Mais bon... Pour dire toute la vérité, Beyond n'avait pas eu la chance de pouvoir se payer une place dans l'un des quelques bateau près à emmener les espèces maîtresse loin de toutes ces catastrophe, loin de là... A cette époque, Neron venait tout juste de le laisser tomber et, alors qu'il était totalement perdu et livré à lui même après plus d'une années à dépendre du Tori, il ne savait lui même plus trop comment il était parvenue à se glisser dans l'un des cortèges... Mais étrangement, il ne doutait pas que le prix à payer avait été sanglant.
Il ne voulait pas se souvenir. Il avait trop de sang sur les mains pour sa souvenir.

- C'était bien la vie, là-bas? Parce que ta fille, après ce qu'elle a vu ici, je doute qu'elle aimerait revenir y repasser ses vacances le reste de sa vie. Enfin bon, j'comprends l'intention. Apaisé de lui avoir fait zyeuter ce désert?
- Ici où là-bas, la vie est ce qu'on en fait... Il ne se voulait pas moralisateur, bien au contraire, il avait dit ça d'une voix calme et détachée, pensant à sa propre expérience. C'était vrai quoi, ici, en Fantastica, il avait côtoyer la mort et l'amour, le soutient et l'abandon, mais jamais la liberté. En Our Land, il avait longtemps était seul, haineux, mais il était libre et capable de prendre sa vie en main si tenté qu'il mettait sa fierté de coté, ce qu'il avait fini par faire, après des années de souffrance. Non, décidément, ici où ailleurs, rien ne changerait jamais... Une fois que les reconstructions serons finaliser, la vie reprendra comme avant, ou pas, mais elle sera ce que vous en ferez, même si les victimes ne renaîtrons jamais de leurs cendres... Il haussa une nouvelle fois les épaules, conscient de ne jamais avoir été, et de n'être sans doute jamais, un grand orateur. Je voulais juste faire une croix sur un passé révolu, en venant ici, oublier ces moments immuables que j'aimerais tant effacer, mais au final... je crois que ça ne marche pas comme ça... Il souriait, ne sachant même pas quelle raison le poussait à se confier ainsi à un parfait inconnue. Peut-être justement le fait qu'il le soit, un parfait inconnue, et qu'il ne le reverra plus jamais. Il ne sera jamais juger. Quand j'aurais fait le tour du continent, je pense aller en Esgalduin, finalement... Quitte à avoir poser mes jours de congés, autant en profiter un maximum. Le passé c'est le passé, je commence enfin à ma tourner vers le présent et l'avenir. Nouveau sourire, et il serra un peu plus sa fille contre son cœur.
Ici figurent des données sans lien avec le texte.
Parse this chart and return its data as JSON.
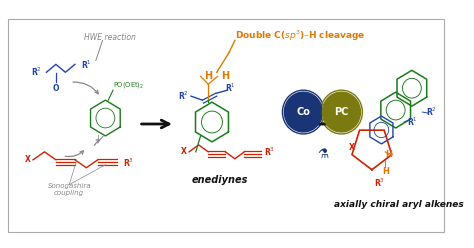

- Je crois que ma vie de maintenant est à peu près l'équivalent de la tienne. J'effectue un tour sur toute la terre du feu en suivant les traces de mon dernier passage. Histoire de... Wouah j'en sais rien! Une nouvelle fois, le violet hocha la tête, compréhensible. Boarf... On va dire que c'est pour me rappeler les bons souvenirs! Si vous passez près de deux bouts de bois gravés, plantés dans le sol, vous penserez à moi. Je cherche à voir si ils sont encore tous debout, j'en ai semé avec une... amie... un peu partout dans la région.
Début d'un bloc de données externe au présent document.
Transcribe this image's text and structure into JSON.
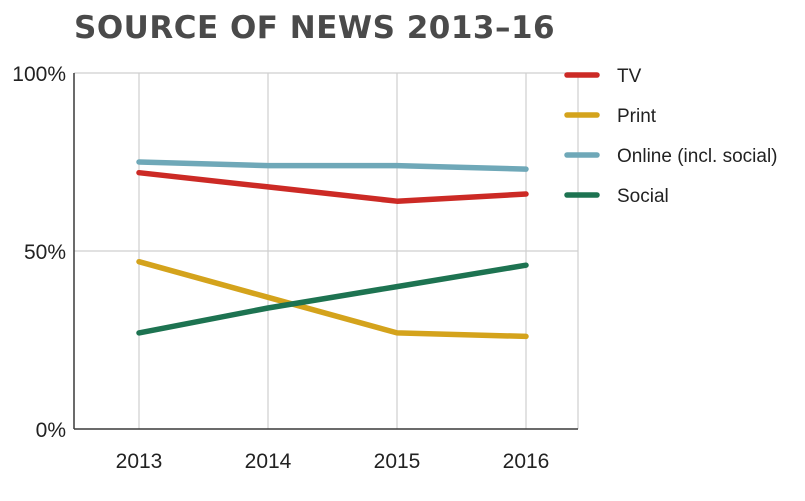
{
  "chart_data": {
    "type": "line",
    "title": "SOURCE OF NEWS 2013–16",
    "xlabel": "",
    "ylabel": "",
    "categories": [
      "2013",
      "2014",
      "2015",
      "2016"
    ],
    "ylim": [
      0,
      100
    ],
    "yticks": [
      0,
      50,
      100
    ],
    "ytick_labels": [
      "0%",
      "50%",
      "100%"
    ],
    "grid": "vertical lines at each year, horizontal line at 50%",
    "legend_position": "right",
    "series": [
      {
        "name": "TV",
        "color": "#cc2a25",
        "values": [
          72,
          68,
          64,
          66
        ]
      },
      {
        "name": "Print",
        "color": "#d4a31c",
        "values": [
          47,
          37,
          27,
          26
        ]
      },
      {
        "name": "Online (incl. social)",
        "color": "#6fa8b8",
        "values": [
          75,
          74,
          74,
          73
        ]
      },
      {
        "name": "Social",
        "color": "#1d7351",
        "values": [
          27,
          34,
          40,
          46
        ]
      }
    ]
  }
}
- Je n'y manquerais pas ! Sourit une nouvelle fois Beyond, attendrit pas cette hésitation avant d'employer le mot amie, lui certifiant sans même qu'il ait besoin de lire dans ses pensées que Georges ressentait des sentiments plus ambiguë qu'une simple amitié pour cette jeune-femme qu'il ne connaissait pas. Si un jour tu passe en Our Land, passe au restaurant de l'Hôtel Bella Muerte, il est excellent ! Et je ne dis pas ça uniquement parce que j'y travail. Lui lâchant un clin d’œil, Beyond le salua d'une main et fit mine de s'en aller. Il avait assez parler pour aujourd'hui, pas besoin de l'ennuyer d'avantage.
Qui sait, peut-être qu'un jour leurs chemins se croiserons à nouveau.